I want to show that my data cannot fit a given distribution (in my case it's the Pareto type II distribution). I did a P-P plot, i.e on the y-axis I plot my sorted experimental data and on the x-axis the inverse of the theoretical cdf. I added my Matlab code below in case my explanation is not clear.
Most of the time, on the P-P plots, I see a straight line and it's said that if the point follow this line you can assume that your data are distributed according to this distribution. But how do you plot this straight line? Is it just y = x? If so, why? If not, what exactly do we have to plot?
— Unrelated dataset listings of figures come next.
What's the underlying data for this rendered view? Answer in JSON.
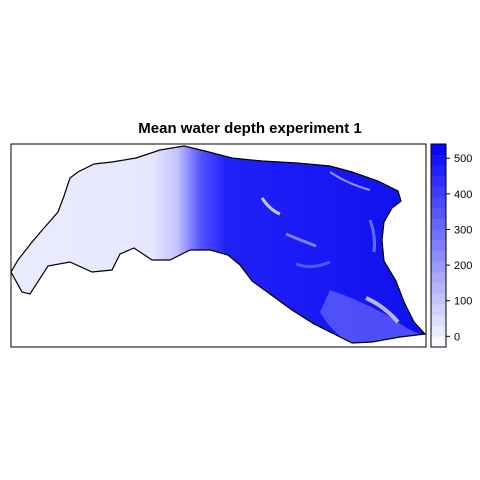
{
  "chart_data": {
    "type": "heatmap",
    "title": "Mean water depth experiment 1",
    "variable": "mean water depth",
    "colorbar": {
      "position": "right",
      "range": [
        -30,
        540
      ],
      "ticks": [
        0,
        100,
        200,
        300,
        400,
        500
      ],
      "bin_width": 30,
      "color_low": "#ffffff",
      "color_high": "#0000ff"
    },
    "grid": false,
    "legend_placement": "right",
    "map_shading": "depth increases from near 0 in the west to ~500 in the east"
  }
}
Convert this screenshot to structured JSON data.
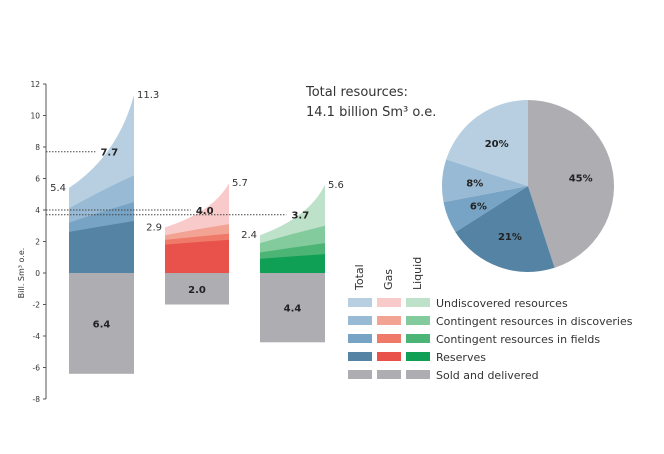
{
  "chart_data": [
    {
      "type": "area",
      "ylabel": "Bill. Sm³ o.e.",
      "ylim": [
        -8,
        12
      ],
      "yticks": [
        -8,
        -6,
        -4,
        -2,
        0,
        2,
        4,
        6,
        8,
        10,
        12
      ],
      "grid": false,
      "layers": [
        "Reserves",
        "Contingent resources in fields",
        "Contingent resources in discoveries",
        "Undiscovered resources"
      ],
      "bars": [
        {
          "key": "total",
          "colors": [
            "#5583a3",
            "#77a3c4",
            "#98bad4",
            "#b7cfe0"
          ],
          "left_stack": [
            2.6,
            3.2,
            4.1,
            5.4
          ],
          "right_stack": [
            3.3,
            4.5,
            6.2,
            11.3
          ],
          "sold_delivered": 6.4,
          "label_left": "5.4",
          "label_right": "11.3",
          "label_mid": "7.7",
          "mid_value": 7.7,
          "label_sold": "6.4"
        },
        {
          "key": "gas",
          "colors": [
            "#e8524a",
            "#f07a6a",
            "#f3a394",
            "#f8caca"
          ],
          "left_stack": [
            1.8,
            2.1,
            2.4,
            2.9
          ],
          "right_stack": [
            2.1,
            2.5,
            3.1,
            5.7
          ],
          "sold_delivered": 2.0,
          "label_left": "2.9",
          "label_right": "5.7",
          "label_mid": "4.0",
          "mid_value": 4.0,
          "label_sold": "2.0"
        },
        {
          "key": "liquid",
          "colors": [
            "#0fa055",
            "#4cb474",
            "#83cb9c",
            "#bde1c9"
          ],
          "left_stack": [
            0.9,
            1.3,
            1.9,
            2.4
          ],
          "right_stack": [
            1.2,
            1.9,
            3.0,
            5.6
          ],
          "sold_delivered": 4.4,
          "label_left": "2.4",
          "label_right": "5.6",
          "label_mid": "3.7",
          "mid_value": 3.7,
          "label_sold": "4.4"
        }
      ],
      "sold_color": "#aeadb2"
    },
    {
      "type": "pie",
      "title_line1": "Total resources:",
      "title_line2": "14.1 billion  Sm³ o.e.",
      "slices": [
        {
          "label": "45%",
          "value": 45,
          "color": "#aeadb2"
        },
        {
          "label": "21%",
          "value": 21,
          "color": "#5583a3"
        },
        {
          "label": "6%",
          "value": 6,
          "color": "#77a3c4"
        },
        {
          "label": "8%",
          "value": 8,
          "color": "#98bad4"
        },
        {
          "label": "20%",
          "value": 20,
          "color": "#b7cfe0"
        }
      ]
    }
  ],
  "legend": {
    "columns": [
      "Total",
      "Gas",
      "Liquid"
    ],
    "rows": [
      {
        "label": "Undiscovered resources",
        "colors": [
          "#b7cfe0",
          "#f8caca",
          "#bde1c9"
        ]
      },
      {
        "label": "Contingent resources in discoveries",
        "colors": [
          "#98bad4",
          "#f3a394",
          "#83cb9c"
        ]
      },
      {
        "label": "Contingent resources in fields",
        "colors": [
          "#77a3c4",
          "#f07a6a",
          "#4cb474"
        ]
      },
      {
        "label": "Reserves",
        "colors": [
          "#5583a3",
          "#e8524a",
          "#0fa055"
        ]
      },
      {
        "label": "Sold and delivered",
        "colors": [
          "#aeadb2",
          "#aeadb2",
          "#aeadb2"
        ]
      }
    ]
  }
}
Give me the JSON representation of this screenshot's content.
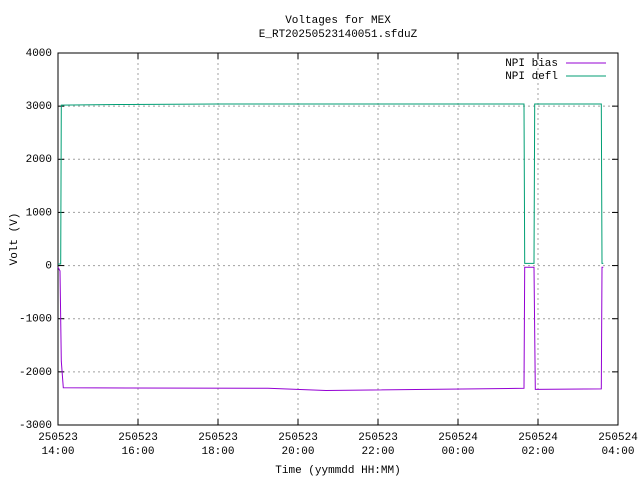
{
  "chart_data": {
    "type": "line",
    "title": "Voltages for MEX",
    "subtitle": "E_RT20250523140051.sfduZ",
    "xlabel": "Time (yymmdd HH:MM)",
    "ylabel": "Volt (V)",
    "xlim": [
      "250523 14:00",
      "250524 04:00"
    ],
    "xticks": [
      {
        "value": "250523 14:00",
        "label": [
          "250523",
          "14:00"
        ]
      },
      {
        "value": "250523 16:00",
        "label": [
          "250523",
          "16:00"
        ]
      },
      {
        "value": "250523 18:00",
        "label": [
          "250523",
          "18:00"
        ]
      },
      {
        "value": "250523 20:00",
        "label": [
          "250523",
          "20:00"
        ]
      },
      {
        "value": "250523 22:00",
        "label": [
          "250523",
          "22:00"
        ]
      },
      {
        "value": "250524 00:00",
        "label": [
          "250524",
          "00:00"
        ]
      },
      {
        "value": "250524 02:00",
        "label": [
          "250524",
          "02:00"
        ]
      },
      {
        "value": "250524 04:00",
        "label": [
          "250524",
          "04:00"
        ]
      }
    ],
    "ylim": [
      -3000,
      4000
    ],
    "yticks": [
      -3000,
      -2000,
      -1000,
      0,
      1000,
      2000,
      3000,
      4000
    ],
    "grid": true,
    "legend": "top-right",
    "series": [
      {
        "name": "NPI bias",
        "color": "#9400d3",
        "x": [
          "250523 14:00",
          "250523 14:03",
          "250523 14:05",
          "250523 14:08",
          "250523 19:15",
          "250523 20:42",
          "250524 01:39",
          "250524 01:40",
          "250524 01:54",
          "250524 01:56",
          "250524 03:35",
          "250524 03:36",
          "250524 03:38"
        ],
        "values": [
          -30,
          -100,
          -1800,
          -2300,
          -2310,
          -2350,
          -2310,
          -30,
          -30,
          -2330,
          -2320,
          -30,
          -30
        ]
      },
      {
        "name": "NPI defl",
        "color": "#009e73",
        "x": [
          "250523 14:00",
          "250523 14:04",
          "250523 14:05",
          "250523 15:30",
          "250523 18:00",
          "250523 22:00",
          "250524 01:39",
          "250524 01:40",
          "250524 01:54",
          "250524 01:55",
          "250524 03:35",
          "250524 03:36",
          "250524 03:38"
        ],
        "values": [
          30,
          30,
          3020,
          3030,
          3040,
          3040,
          3040,
          40,
          40,
          3040,
          3040,
          40,
          40
        ]
      }
    ]
  }
}
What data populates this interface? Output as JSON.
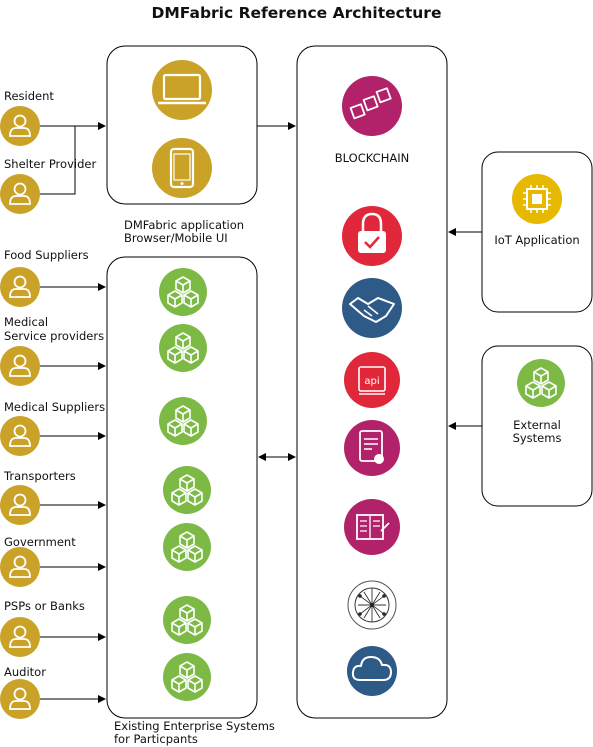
{
  "title": "DMFabric Reference Architecture",
  "colors": {
    "person": "#C9A227",
    "enterprise": "#7DB945",
    "blockchain": "#B2226A",
    "security": "#E0283A",
    "handshake": "#2E5A88",
    "iot": "#E6B800",
    "device": "#C9A227"
  },
  "participants": {
    "resident": "Resident",
    "shelter_provider": "Shelter Provider",
    "food_suppliers": "Food Suppliers",
    "medical_service_line1": "Medical",
    "medical_service_line2": "Service providers",
    "medical_suppliers": "Medical Suppliers",
    "transporters": "Transporters",
    "government": "Government",
    "psps_banks": "PSPs or Banks",
    "auditor": "Auditor"
  },
  "app_box": {
    "label_line1": "DMFabric application",
    "label_line2": "Browser/Mobile UI",
    "icons": [
      "laptop-icon",
      "mobile-phone-icon"
    ]
  },
  "enterprise_box": {
    "label_line1": "Existing Enterprise Systems",
    "label_line2": "for Particpants",
    "icon": "cubes-icon"
  },
  "blockchain_box": {
    "label": "BLOCKCHAIN",
    "icons": [
      "blockchain-cubes-icon",
      "lock-check-icon",
      "handshake-icon",
      "api-icon",
      "certificate-icon",
      "ledger-icon",
      "network-globe-icon",
      "cloud-icon"
    ]
  },
  "iot_box": {
    "label": "IoT Application",
    "icon": "chip-icon"
  },
  "external_box": {
    "label_line1": "External",
    "label_line2": "Systems",
    "icon": "cubes-icon"
  }
}
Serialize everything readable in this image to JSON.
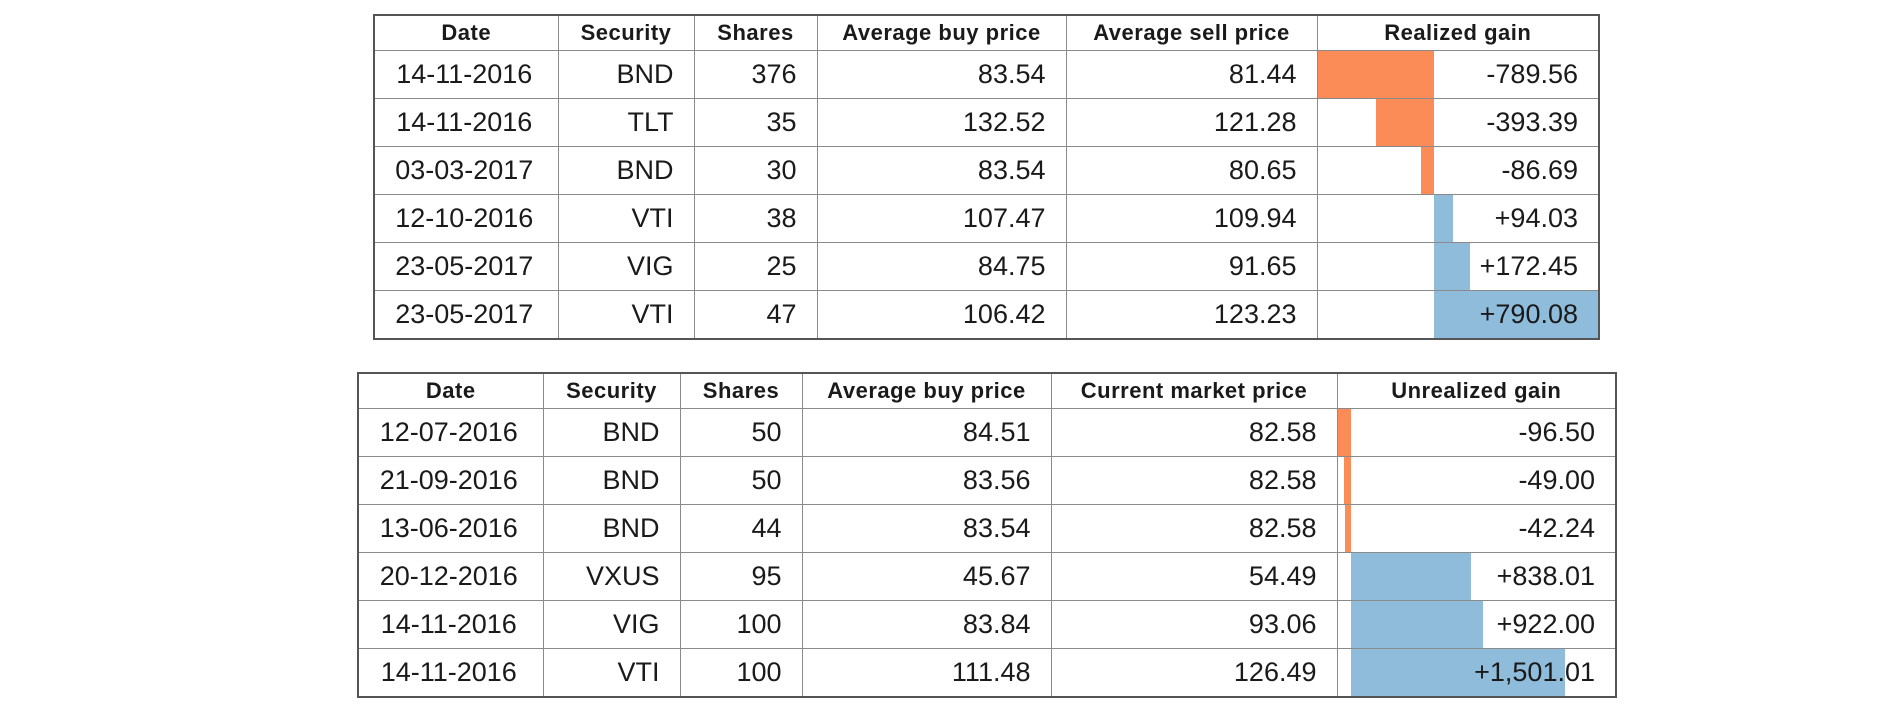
{
  "tables": [
    {
      "columns": [
        "Date",
        "Security",
        "Shares",
        "Average buy price",
        "Average sell price",
        "Realized gain"
      ],
      "rows": [
        {
          "date": "14-11-2016",
          "security": "BND",
          "shares": "376",
          "buy": "83.54",
          "other": "81.44",
          "gain": "-789.56",
          "gain_value": -789.56
        },
        {
          "date": "14-11-2016",
          "security": "TLT",
          "shares": "35",
          "buy": "132.52",
          "other": "121.28",
          "gain": "-393.39",
          "gain_value": -393.39
        },
        {
          "date": "03-03-2017",
          "security": "BND",
          "shares": "30",
          "buy": "83.54",
          "other": "80.65",
          "gain": "-86.69",
          "gain_value": -86.69
        },
        {
          "date": "12-10-2016",
          "security": "VTI",
          "shares": "38",
          "buy": "107.47",
          "other": "109.94",
          "gain": "+94.03",
          "gain_value": 94.03
        },
        {
          "date": "23-05-2017",
          "security": "VIG",
          "shares": "25",
          "buy": "84.75",
          "other": "91.65",
          "gain": "+172.45",
          "gain_value": 172.45
        },
        {
          "date": "23-05-2017",
          "security": "VTI",
          "shares": "47",
          "buy": "106.42",
          "other": "123.23",
          "gain": "+790.08",
          "gain_value": 790.08
        }
      ]
    },
    {
      "columns": [
        "Date",
        "Security",
        "Shares",
        "Average buy price",
        "Current market price",
        "Unrealized gain"
      ],
      "rows": [
        {
          "date": "12-07-2016",
          "security": "BND",
          "shares": "50",
          "buy": "84.51",
          "other": "82.58",
          "gain": "-96.50",
          "gain_value": -96.5
        },
        {
          "date": "21-09-2016",
          "security": "BND",
          "shares": "50",
          "buy": "83.56",
          "other": "82.58",
          "gain": "-49.00",
          "gain_value": -49.0
        },
        {
          "date": "13-06-2016",
          "security": "BND",
          "shares": "44",
          "buy": "83.54",
          "other": "82.58",
          "gain": "-42.24",
          "gain_value": -42.24
        },
        {
          "date": "20-12-2016",
          "security": "VXUS",
          "shares": "95",
          "buy": "45.67",
          "other": "54.49",
          "gain": "+838.01",
          "gain_value": 838.01
        },
        {
          "date": "14-11-2016",
          "security": "VIG",
          "shares": "100",
          "buy": "83.84",
          "other": "93.06",
          "gain": "+922.00",
          "gain_value": 922.0
        },
        {
          "date": "14-11-2016",
          "security": "VTI",
          "shares": "100",
          "buy": "111.48",
          "other": "126.49",
          "gain": "+1,501.01",
          "gain_value": 1501.01
        }
      ]
    }
  ],
  "colors": {
    "negative_bar": "#fb8c57",
    "positive_bar": "#8fbcdb",
    "border": "#8a8a8a"
  }
}
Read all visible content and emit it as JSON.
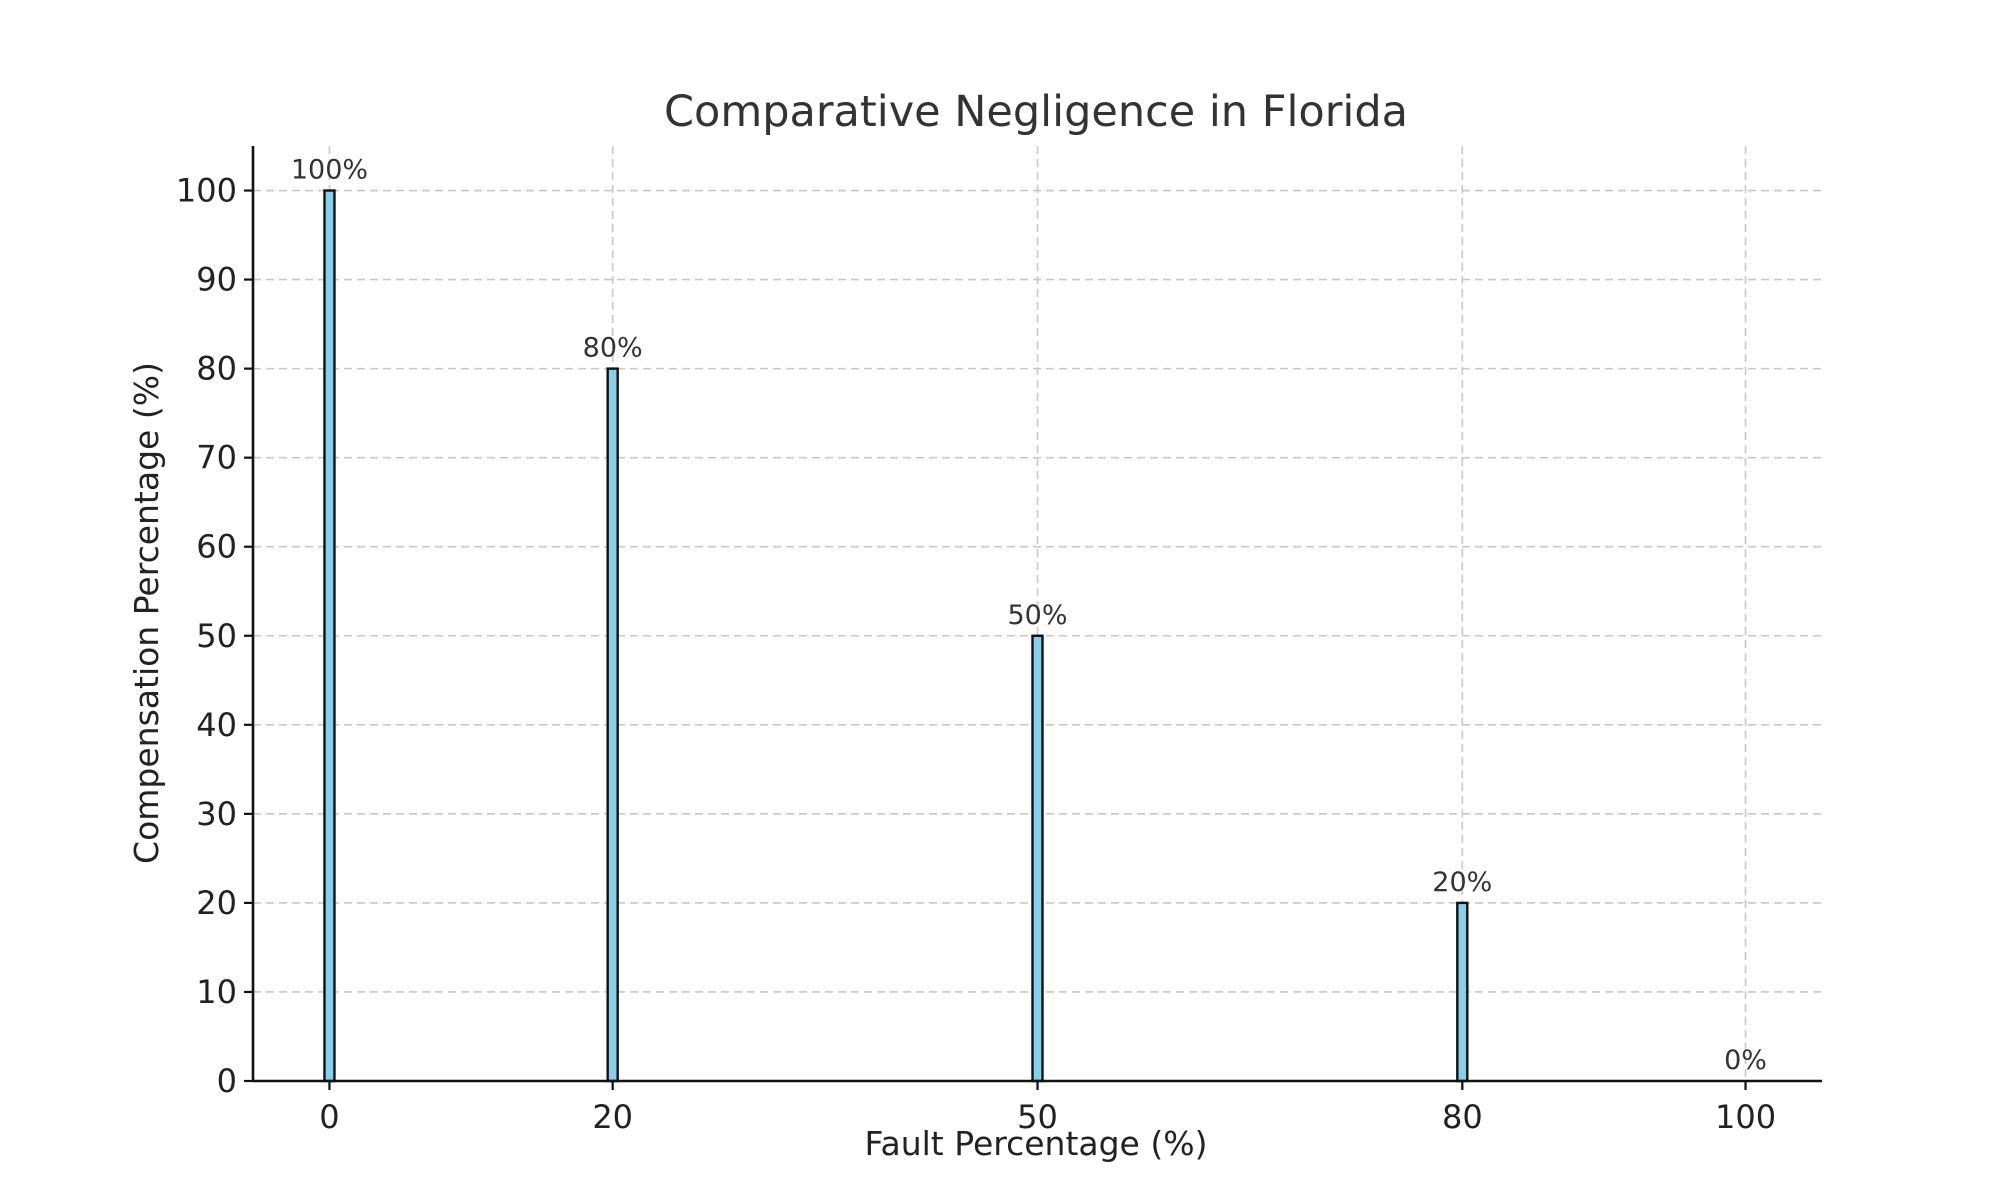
{
  "chart_data": {
    "type": "bar",
    "title": "Comparative Negligence in Florida",
    "xlabel": "Fault Percentage (%)",
    "ylabel": "Compensation Percentage (%)",
    "x": [
      0,
      20,
      50,
      80,
      100
    ],
    "values": [
      100,
      80,
      50,
      20,
      0
    ],
    "data_labels": [
      "100%",
      "80%",
      "50%",
      "20%",
      "0%"
    ],
    "x_ticks": [
      0,
      20,
      50,
      80,
      100
    ],
    "y_ticks": [
      0,
      10,
      20,
      30,
      40,
      50,
      60,
      70,
      80,
      90,
      100
    ],
    "xlim": [
      -5.4,
      105.4
    ],
    "ylim": [
      0,
      105
    ],
    "grid": true,
    "bar_color": "#87CEEB",
    "edge_color": "#111111"
  }
}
%%% Definition of the probability density function, the cumulative density function
%%% and the inverse density function
pdf = @(v,x) x(2)/x(1) * (1 + v./x(1)).^(-x(2) - 1);
cdf = @(v,x) 1- (1+v./x(1)).^-x(2);
invcdf = @(y,x) x(1).*((1-y).^-(1./x(2))-1);
%%% Function to minimize to find the parameters %%%
fobserved = @(x) -mean(log((pdf(islets_vol,x)))); % islets_vol = my experimental data
options = optimset('Algorithm', 'interior-point',...
'MaxIter', 1000, ...
'MaxFunEvals', 1000);
[xhat_obs,~] = fmincon(fobserved,[0.5;0.5],-eye(2),[0;0],[],[],[],[],[],options);
%%% P-P plot %%%
yvals = sort(islets_vol,'ascend'); % islets_vol = my experimental data
xvals = invcdf((1:numel(islets_vol))/(numel(islets_vol)),xhat_obs);
scatter(xvals,yvals);